Ancaman pemutusan hubungan kerja (PHK) masih berlanjut seiring dengan resesi yang mengancam perekonomian global. Padahal, kondisi tersebut sudah mulai terjadi sejak awal tahun 2022, di mana lebih dari 10 perusahaan start-up melakukan PHK untuk efisiensi perusahaan. Selain bidang teknologi, saat ini pekerja industri tekstil juga mengalami ancaman PHK. Bahkan Ketua Asosiasi Pengusaha Indonesia (Apindo), Anton J Supit, mengatakan sudah ada 45 ribu orang pekerja yang sudah dirumahkan oleh pabrik industri tekstil (cnnindonesia.com, 9/11/2022). Pertistiwa tersebut masih merupakan imbas dari invasi Rusia ke Ukraina yang membuat permintaan komoditas seperti garmen dan alas kaki menurun.

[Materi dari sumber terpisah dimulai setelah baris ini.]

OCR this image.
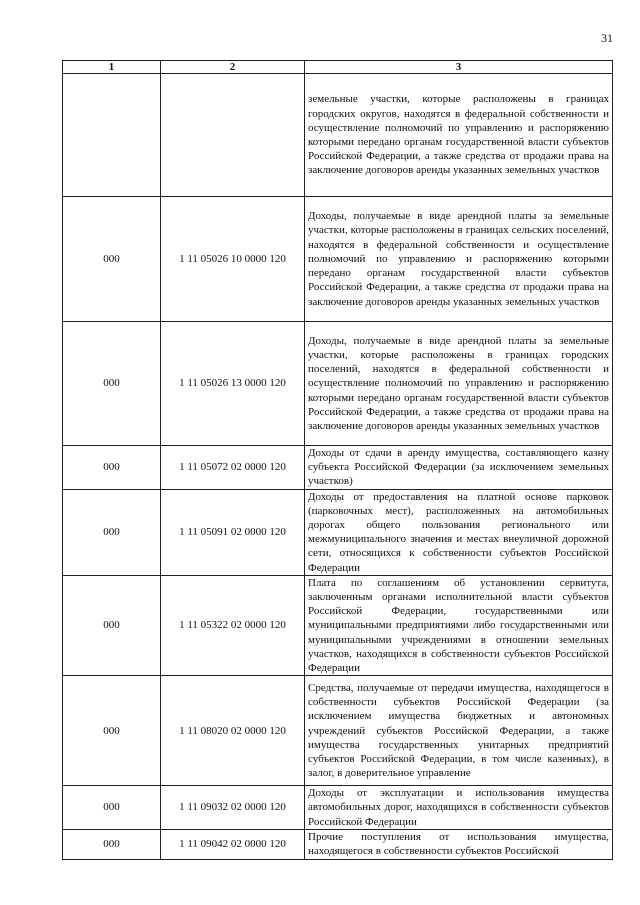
31
1	2	3
		земельные участки, которые расположены в границах городских округов, находятся в федеральной собственности и осуществление полномочий по управлению и распоряжению которыми передано органам государственной власти субъектов Российской Федерации, а также средства от продажи права на заключение договоров аренды указанных земельных участков
000	1 11 05026 10 0000 120	Доходы, получаемые в виде арендной платы за земельные участки, которые расположены в границах сельских поселений, находятся в федеральной собственности и осуществление полномочий по управлению и распоряжению которыми передано органам государственной власти субъектов Российской Федерации, а также средства от продажи права на заключение договоров аренды указанных земельных участков
000	1 11 05026 13 0000 120	Доходы, получаемые в виде арендной платы за земельные участки, которые расположены в границах городских поселений, находятся в федеральной собственности и осуществление полномочий по управлению и распоряжению которыми передано органам государственной власти субъектов Российской Федерации, а также средства от продажи права на заключение договоров аренды указанных земельных участков
000	1 11 05072 02 0000 120	Доходы от сдачи в аренду имущества, составляющего казну субъекта Российской Федерации (за исключением земельных участков)
000	1 11 05091 02 0000 120	Доходы от предоставления на платной основе парковок (парковочных мест), расположенных на автомобильных дорогах общего пользования регионального или межмуниципального значения и местах внеуличной дорожной сети, относящихся к собственности субъектов Российской Федерации
000	1 11 05322 02 0000 120	Плата по соглашениям об установлении сервитута, заключенным органами исполнительной власти субъектов Российской Федерации, государственными или муниципальными предприятиями либо государственными или муниципальными учреждениями в отношении земельных участков, находящихся в собственности субъектов Российской Федерации
000	1 11 08020 02 0000 120	Средства, получаемые от передачи имущества, находящегося в собственности субъектов Российской Федерации (за исключением имущества бюджетных и автономных учреждений субъектов Российской Федерации, а также имущества государственных унитарных предприятий субъектов Российской Федерации, в том числе казенных), в залог, в доверительное управление
000	1 11 09032 02 0000 120	Доходы от эксплуатации и использования имущества автомобильных дорог, находящихся в собственности субъектов Российской Федерации
000	1 11 09042 02 0000 120	Прочие поступления от использования имущества, находящегося в собственности субъектов Российской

Menteri Koordinator (Menko) bidang Perekonomian, Airlangga Hartanto juga mengungkapkan bahwa alasan munculnya ancaman PHK di industri tekstil dikarenakan adanya perlambatan ekonomi yang terjadi pada negara mitra dagang Indonesia seperti Amerika Serikat dan Eropa. Perlambatan permintaan membuat stok yang telah terproduksi menumpuk dan terjadi kerugian. Hal ini menyebabkan para pelaku usaha mengalami trade-off dan memilih untuk merumahkan pegawainya (cnnindonesia, 09/11/2022).
Padahal, berdasarkan laporan Badan Pusat Statistik (BPS) pada bulan September 2022, Amerika Serikat merupakan salah satu negara yang menyumbang surplus neraca perdagangan nonmigas, yaitu sebesar USD1.257,8 juta. Nilai tersebut terdiri dari komoditas alas kaki (tekstil), mesin dan perlengkapan elektrik serta bagiannya, dan juga komoditi lemak dan minyak hewan/nabati.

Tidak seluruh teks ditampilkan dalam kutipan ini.